Although the discovery deadline has long passed, the plaintiffs are attempting to obtain the production of records that the Court previously ordered produced. While the ruling at the August 18, 2021 hearing contemplated the filing of an additional motion in the event the plaintiffs did not receive complete returns from the defendants directly and plaintiffs wished to require some form of tax return release be compelled, it is undisputed that the defendants thereafter agreed that they would obtain those tax returns and produce them once received. Thus, the plaintiffs' request for the tax returns is not an attempt to “reopen or expand discovery,” but is instead related to documents previously ordered produced and which the defendants agreed to produce.

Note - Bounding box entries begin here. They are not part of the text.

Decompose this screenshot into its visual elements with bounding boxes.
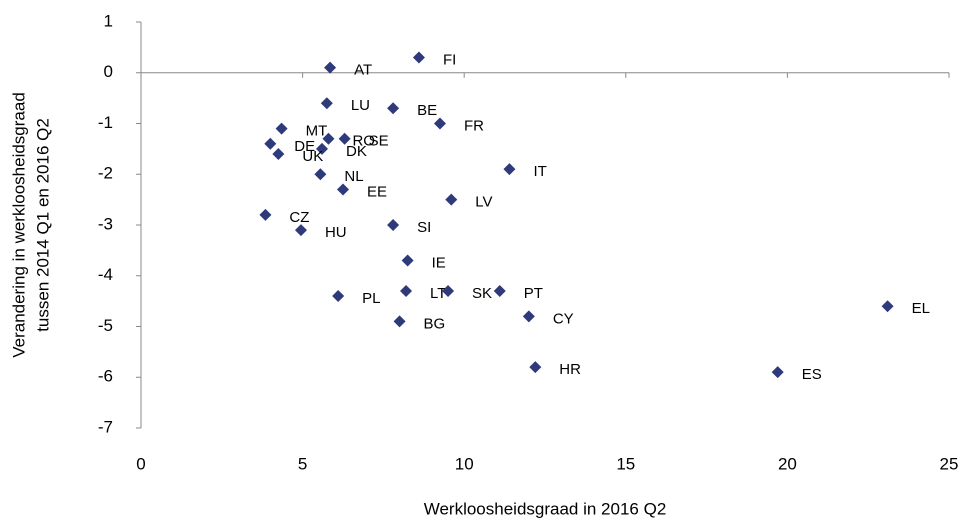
point-label: PT xyxy=(524,285,543,302)
y-tick-label: -5 xyxy=(98,316,113,335)
point xyxy=(320,97,333,110)
point-label: DE xyxy=(294,138,315,155)
point-label: CY xyxy=(553,310,574,327)
point xyxy=(264,137,277,150)
point xyxy=(387,219,400,231)
point-label: LT xyxy=(430,285,446,302)
point-label: FR xyxy=(464,117,484,134)
point xyxy=(387,102,400,115)
point xyxy=(433,117,446,130)
point xyxy=(881,300,894,313)
point xyxy=(412,51,425,64)
point xyxy=(332,290,345,303)
point-label: RO xyxy=(352,133,375,150)
point xyxy=(522,310,535,323)
point-label: MT xyxy=(306,123,328,140)
y-tick-label: -2 xyxy=(98,164,113,183)
point-label: SK xyxy=(472,285,492,302)
point-label: PL xyxy=(362,290,380,307)
y-tick-label: -7 xyxy=(98,417,113,436)
point-label: IT xyxy=(533,163,546,180)
point xyxy=(400,284,413,297)
point xyxy=(393,315,406,328)
point-label: EE xyxy=(367,183,387,200)
point-label: CZ xyxy=(289,209,309,226)
point xyxy=(503,163,516,176)
y-axis-title-line: tussen 2014 Q1 en 2016 Q2 xyxy=(33,118,52,332)
point xyxy=(272,147,285,160)
point xyxy=(337,183,349,196)
point-label: AT xyxy=(354,62,372,79)
point-label: LU xyxy=(351,97,370,114)
point-label: HU xyxy=(325,224,347,241)
y-tick-label: -6 xyxy=(98,367,113,386)
point xyxy=(445,193,458,206)
point-label: ES xyxy=(802,366,822,383)
point-label: EL xyxy=(912,300,930,317)
point xyxy=(322,132,335,145)
point-label: BG xyxy=(424,315,446,332)
point xyxy=(493,284,506,297)
point-label: BE xyxy=(417,102,437,119)
x-tick-label: 20 xyxy=(778,454,797,473)
point-label: UK xyxy=(302,148,323,165)
point-label: SI xyxy=(417,219,431,236)
point-label: DK xyxy=(346,143,367,160)
point xyxy=(315,142,328,155)
y-tick-label: -3 xyxy=(98,214,113,233)
point xyxy=(324,61,337,74)
x-tick-label: 15 xyxy=(616,454,635,473)
point xyxy=(771,366,784,379)
point xyxy=(401,254,414,267)
point-label: FI xyxy=(443,51,456,68)
y-tick-label: -4 xyxy=(98,265,113,284)
point xyxy=(338,132,351,145)
x-tick-label: 10 xyxy=(455,454,474,473)
point-label: HR xyxy=(559,361,581,378)
point-label: LV xyxy=(475,194,492,211)
x-tick-label: 0 xyxy=(136,454,145,473)
y-axis-title: Verandering in werkloosheidsgraad tussen… xyxy=(9,92,52,358)
point xyxy=(529,361,542,374)
y-tick-label: -1 xyxy=(98,113,113,132)
y-tick-label: 1 xyxy=(104,11,113,30)
point xyxy=(442,284,455,297)
y-axis-title-line: Verandering in werkloosheidsgraad xyxy=(9,92,28,358)
point-label: NL xyxy=(344,168,363,185)
point xyxy=(314,168,327,181)
x-tick-label: 5 xyxy=(298,454,307,473)
point-label: IE xyxy=(432,254,446,271)
point xyxy=(275,122,288,135)
point xyxy=(294,224,307,237)
x-tick-label: 25 xyxy=(940,454,959,473)
x-axis-title: Werkloosheidsgraad in 2016 Q2 xyxy=(424,499,667,518)
y-tick-label: 0 xyxy=(104,62,113,81)
point-label: SE xyxy=(369,133,389,150)
point xyxy=(259,208,272,221)
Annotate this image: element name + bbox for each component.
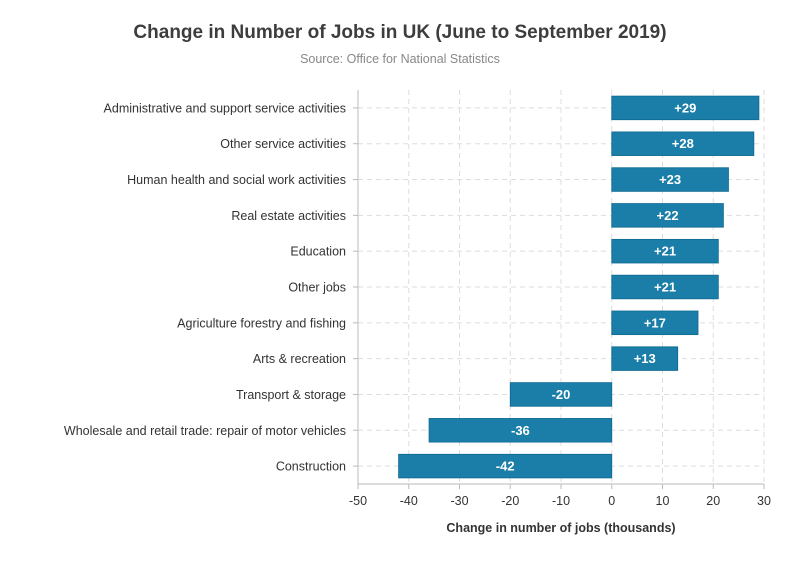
bar-value-label: +21 <box>654 244 676 259</box>
bar[interactable] <box>398 453 613 479</box>
bar-value-label: +29 <box>674 100 696 115</box>
bar[interactable] <box>611 274 719 300</box>
bar-value-label: +22 <box>657 208 679 223</box>
chart-title: Change in Number of Jobs in UK (June to … <box>133 22 667 43</box>
x-tick-label: -10 <box>552 494 570 508</box>
bar[interactable] <box>611 203 724 228</box>
bar-value-label: -42 <box>496 459 515 474</box>
x-tick-label: -20 <box>501 494 519 508</box>
bar-value-label: +13 <box>634 351 656 366</box>
category-label: Wholesale and retail trade: repair of mo… <box>64 424 346 438</box>
category-label: Administrative and support service activ… <box>104 101 346 115</box>
x-tick-label: 0 <box>608 494 615 508</box>
category-label: Construction <box>276 460 346 474</box>
labels: -50 -40 -30 -20 -10 0 10 20 30 Administrative and… <box>64 100 771 508</box>
bar[interactable] <box>611 131 755 156</box>
category-label: Other jobs <box>288 281 346 295</box>
axes <box>353 90 765 489</box>
category-label: Human health and social work activities <box>127 173 346 187</box>
category-label: Real estate activities <box>231 209 346 223</box>
x-tick-label: -50 <box>349 494 367 508</box>
bar-value-label: +23 <box>659 172 681 187</box>
bars <box>398 95 760 479</box>
bar[interactable] <box>428 418 613 443</box>
x-tick-label: 30 <box>757 494 771 508</box>
x-tick-label: -40 <box>400 494 418 508</box>
bar[interactable] <box>611 310 699 336</box>
bar-value-label: -36 <box>511 423 530 438</box>
bar[interactable] <box>509 382 613 407</box>
bar[interactable] <box>611 95 760 121</box>
chart-subtitle: Source: Office for National Statistics <box>300 52 500 66</box>
bar-value-label: -20 <box>552 387 571 402</box>
x-tick-label: 10 <box>656 494 670 508</box>
category-label: Agriculture forestry and fishing <box>177 316 346 330</box>
bar[interactable] <box>611 346 679 371</box>
category-label: Other service activities <box>220 137 346 151</box>
x-tick-label: -30 <box>450 494 468 508</box>
bar-value-label: +28 <box>672 136 694 151</box>
x-tick-label: 20 <box>706 494 720 508</box>
bar-value-label: +21 <box>654 280 676 295</box>
x-axis-title: Change in number of jobs (thousands) <box>446 521 675 535</box>
category-label: Education <box>290 245 346 259</box>
bar-value-label: +17 <box>644 315 666 330</box>
bar[interactable] <box>611 167 729 192</box>
bar[interactable] <box>611 238 719 264</box>
category-label: Transport & storage <box>236 388 346 402</box>
category-label: Arts & recreation <box>253 352 346 366</box>
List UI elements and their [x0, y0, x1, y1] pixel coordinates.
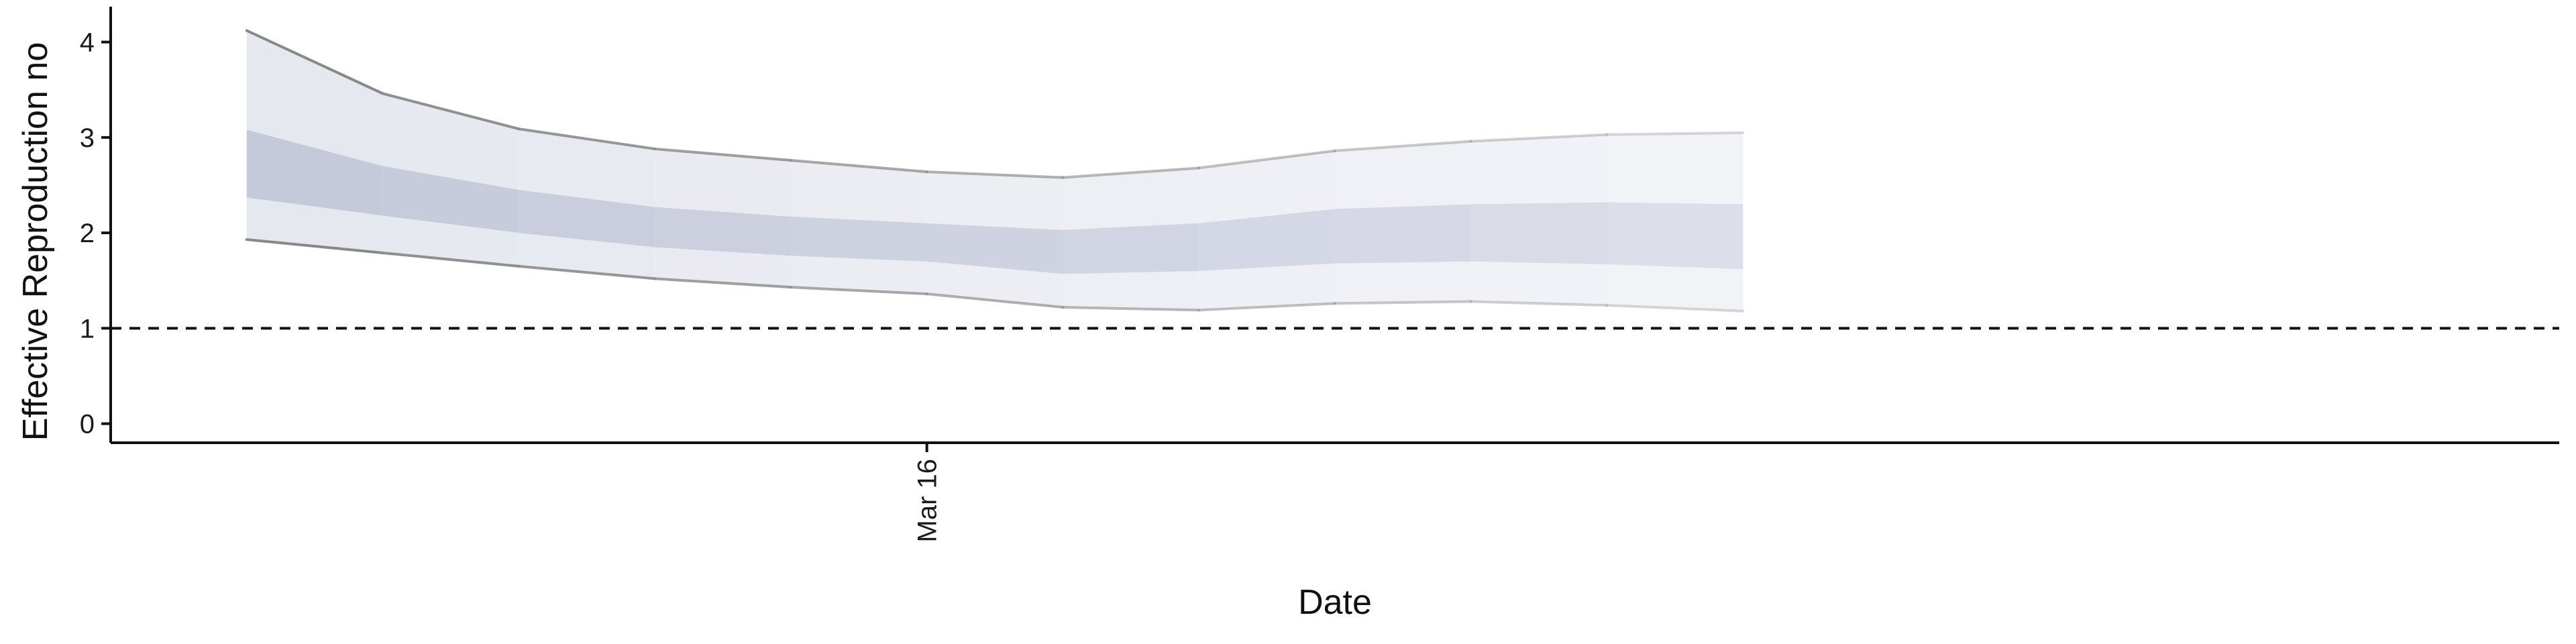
inner-band-segment [926, 223, 1063, 274]
upper-bound-line-segment [925, 170, 1065, 179]
inner-band-segment [655, 207, 791, 256]
y-tick-label: 3 [80, 123, 95, 153]
x-tick-label: Mar 16 [913, 459, 943, 543]
y-tick-marks [101, 40, 111, 425]
y-tick-label: 1 [80, 314, 95, 343]
lower-bound-line-segment [1061, 306, 1201, 312]
inner-band-segment [382, 166, 519, 233]
upper-bound-line-segment [789, 159, 928, 174]
uncertainty-bands [246, 30, 1743, 311]
y-tick-label: 4 [80, 28, 95, 58]
x-tick-labels: Mar 16 [913, 459, 943, 543]
upper-bound-line-segment [653, 147, 792, 162]
lower-bound-line-segment [1197, 302, 1336, 312]
lower-bound-line-segment [1605, 304, 1745, 313]
upper-bound-line-segment [1605, 131, 1745, 136]
lower-bound-line-segment [1334, 300, 1472, 305]
upper-bound-line-segment [1061, 166, 1201, 179]
inner-band-segment [1199, 209, 1335, 271]
upper-bound-line-segment [1197, 149, 1336, 170]
x-axis-title: Date [1298, 583, 1372, 622]
inner-band-segment [1470, 202, 1607, 265]
inner-band-segment [1335, 204, 1471, 264]
inner-band-segment [246, 129, 383, 216]
y-tick-label: 0 [80, 410, 95, 439]
y-tick-label: 2 [80, 219, 95, 248]
upper-bound-line-segment [245, 29, 384, 95]
upper-bound-line-segment [381, 92, 521, 131]
upper-bound-line-segment [517, 127, 657, 150]
bound-lines [245, 29, 1745, 313]
upper-bound-line-segment [1334, 140, 1472, 152]
lower-bound-line-segment [1469, 300, 1609, 307]
lower-bound-line-segment [925, 292, 1065, 309]
inner-band-segment [519, 190, 655, 248]
y-axis-title: Effective Reproduction no [16, 42, 55, 441]
lower-bound-line-segment [381, 251, 521, 268]
upper-bound-line-segment [1469, 133, 1609, 143]
lower-bound-line-segment [245, 238, 384, 254]
lower-bound-line-segment [789, 286, 928, 296]
inner-band-segment [1607, 202, 1743, 270]
lower-bound-line-segment [653, 277, 792, 289]
inner-band-segment [790, 216, 927, 262]
y-tick-labels: 0 1 2 3 4 [80, 28, 95, 439]
inner-band-segment [1063, 223, 1199, 274]
lower-bound-line-segment [517, 264, 657, 280]
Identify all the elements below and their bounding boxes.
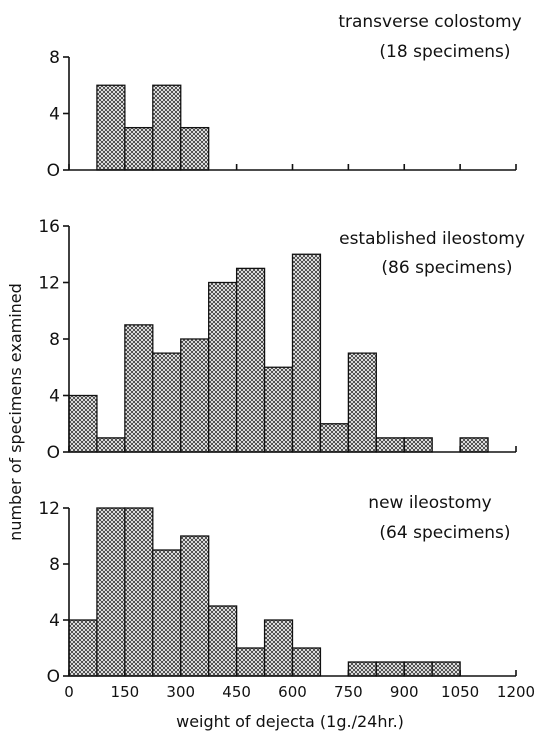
bar [375,661,405,677]
panel-title: new ileostomy [368,493,491,513]
bar [68,619,98,677]
x-tick-label: 450 [222,683,251,701]
bar [96,507,126,677]
panels-group: O 4 8 transverse colostomy (18 specimens) O 4 8… [38,12,525,687]
bar [96,437,126,453]
x-tick-label: 1050 [441,683,479,701]
bar [208,281,238,453]
bar [152,84,182,171]
bar [263,619,294,677]
histogram-panel-1: O 4 8 transverse colostomy (18 specimens) [47,12,522,181]
bar [124,126,154,171]
bar [235,647,266,677]
bar [375,437,405,453]
x-axis: 0 150 300 450 600 750 900 1050 1200 [64,683,535,701]
bar [319,423,350,453]
y-tick-label: 4 [49,105,60,125]
bar [235,267,266,453]
bar [347,352,377,453]
bar [459,437,489,453]
histogram-panel-3: O 4 8 12 new ileostomy (64 specimens) [38,493,517,687]
y-tick-label: 8 [49,555,60,575]
x-tick-label: 600 [278,683,307,701]
panel-title: transverse colostomy [338,12,521,32]
y-tick-label: O [47,161,60,181]
y-tick-label: 4 [49,387,60,407]
bar [208,605,238,677]
bar [152,352,182,453]
panel-title: established ileostomy [339,229,525,249]
x-tick-label: 0 [64,683,74,701]
y-tick-label: 4 [49,611,60,631]
panel-subtitle: (86 specimens) [381,258,512,278]
panel-subtitle: (64 specimens) [379,523,510,543]
x-tick-label: 750 [334,683,363,701]
y-tick-label: 12 [38,274,60,294]
bar [124,324,154,453]
bar [124,507,154,677]
bar [180,126,210,171]
x-tick-label: 1200 [497,683,535,701]
bar [68,394,98,453]
bar [291,253,322,453]
bar [403,661,433,677]
bar [263,366,294,453]
histogram-panel-2: O 4 8 12 16 established ileostomy (86 specimen… [38,217,525,463]
bar [403,437,433,453]
y-tick-label: O [47,443,60,463]
x-tick-label: 300 [166,683,195,701]
y-tick-label: 8 [49,48,60,68]
bar [291,647,322,677]
x-tick-label: 900 [390,683,419,701]
x-tick-label: 150 [111,683,140,701]
y-axis-title: number of specimens examined [6,283,25,541]
bar [180,338,210,453]
y-tick-label: 12 [38,499,60,519]
y-tick-label: 16 [38,217,60,237]
y-tick-label: O [47,667,60,687]
bar [431,661,461,677]
bar [180,535,210,677]
bar [152,549,182,677]
bar [96,84,126,171]
y-tick-label: 8 [49,330,60,350]
panel-subtitle: (18 specimens) [379,42,510,62]
bar [347,661,377,677]
x-axis-title: weight of dejecta (1g./24hr.) [176,712,404,731]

*2 There is no dispute that the defendants' tax returns are relevant, the production of those returns has previously been ordered, and thus those records should be produced. While the defendants indicate that they requested those records nearly three years ago, they represent that they have not received those returns. Given that the defendants indicate no opposition to again requesting those records and producing them to the plaintiffs to supplement their prior productions, the Court finds and concludes that such request should be made immediately, in the most expeditious manner possible, and the defendants shall provide plaintiffs' counsel with documents evidencing such requests have again been made and thereafter shall supplement their discovery by providing copies of those returns. Accordingly, the plaintiffs' Motion to Compel (Doc. 277) is granted as set forth herein.
IT IS SO ORDERED this 30th day of July, 2024.
Footnotes
Given the passage of almost three years since the issue was first heard, the undersigned has listened to the recorded hearing on the prior motion to compel in order to recall the disposition of that motion.